While I’ve always felt uneasy with and alienated from the concept of patriotism, preferring the love of people to the love of place, I can’t deny the particular spell of visiting somewhere I’m connected to by blood. To love a country better than one’s own private interests, as Douglass said, is a curious idea, and I’m sure there are some who purport to do so, but I’m skeptical of any human being who denies self-interest as a primary motivating force. Did America’s founding fathers really love this land above all, or were they, too, merely out for themselves? After all, what drove their fight other than desire — for certain rights, freedoms, opportunities, or sovereignty? “Love of country” sounds noble in theory, but in reality it’s used to condone war in the name of protection, genocide in the name of freedom, and religious oppression in the name of God.

Did America’s founding fathers really love this land above all, or were they, too, merely out for themselves?
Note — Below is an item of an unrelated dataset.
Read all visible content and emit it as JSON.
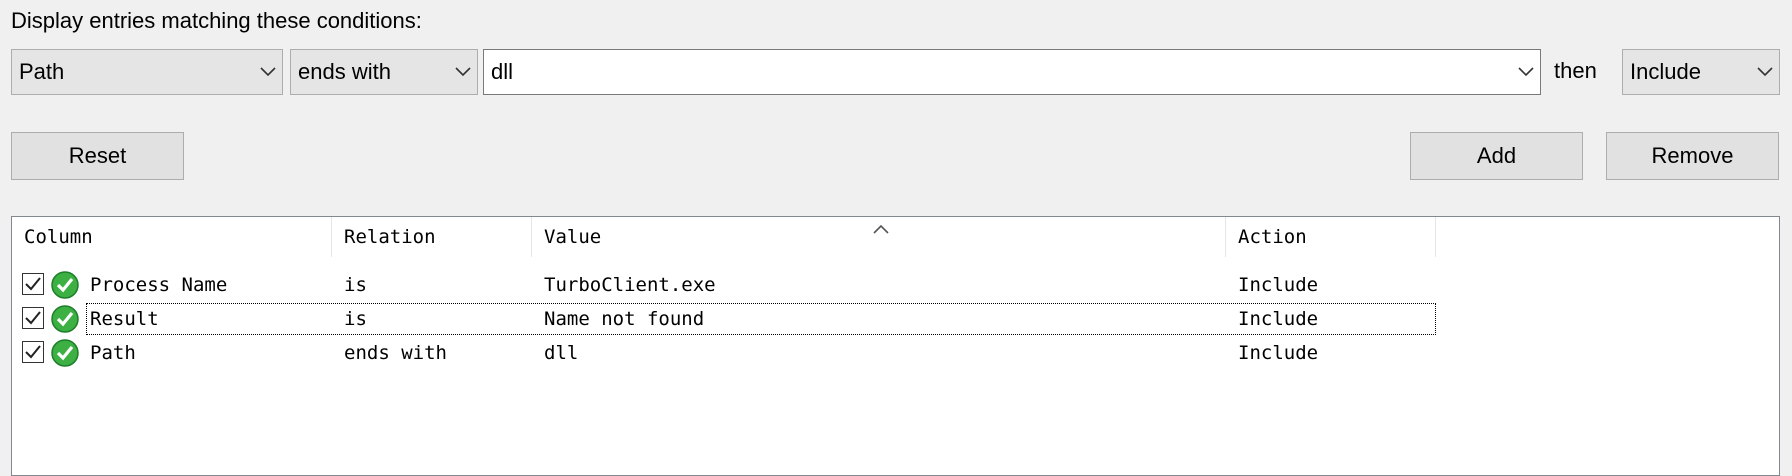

Our national histories are as complex as the men who shaped them, and to deny that is to deny our personal histories, our own complexity, and our own humanity. We were never meant to sit back simply because one height was scaled, but to continue evolving and reimagining what we want our world to look like and how we want to get there. As Martin Luther King said, “Freedom is never really won. You earn it and win it in every generation.” It’s simplistic and false to assume otherwise, to rest on old laurels and assume that one can definitely, once and for all, “win a state of freedom that is protected forever. It doesn’t work that way.”

 

In my own imagining of our country’s future, I consider what might happen if we move “love of country” from the top of our priority list, and allow a new creed to take its place: love of one’s neighbor. Not only the neighbor down the street or two farms over, but all who inhabit the same planet as us, no matter what borders or walls (real or planned) stand in between. I don’t mean the easy love of a muttered prayer, either, but the kind of love I’ve learned from America’s heartland: the kind that shows up with a baked pie in one hand and a hand-stitched quilt in the other.

 

In his 1939 essay pondering the identity of this country’s citizens, journalist Raoul de Roussy de Sales wrote, “Faith in America is what makes them Americans.” In the last hours of the night of the 4th, the crowd of family and neighbors gathered near the lake’s edge to set off fireworks of our own. Each time a firework burst in the air in a flurry of colorful sparks, one of the men sitting in a pickup bed next to us shouted “U.S.A.!” with everything in him, and I couldn’t help but cringe. My faith in this country has been flickering for years, even as its soil defines me.

Me on the 4th of July (Picture Credit: Katrina Joli)

When we reached the “grand finale” — when a steady and relentless stream of spectacular explosives is set off in quick succession to create a climax — everyone in our group began shouting together: “U.S.A.! U.S.A.! U.S.A.!” Without skipping a beat, and with great enthusiasm, K joined in, fist raised in the air. Our eyes met and I raised my eyebrows at her, as if to say, “Really?” She shrugged, smiled, and said, just before continuing to chant, “I’m in.”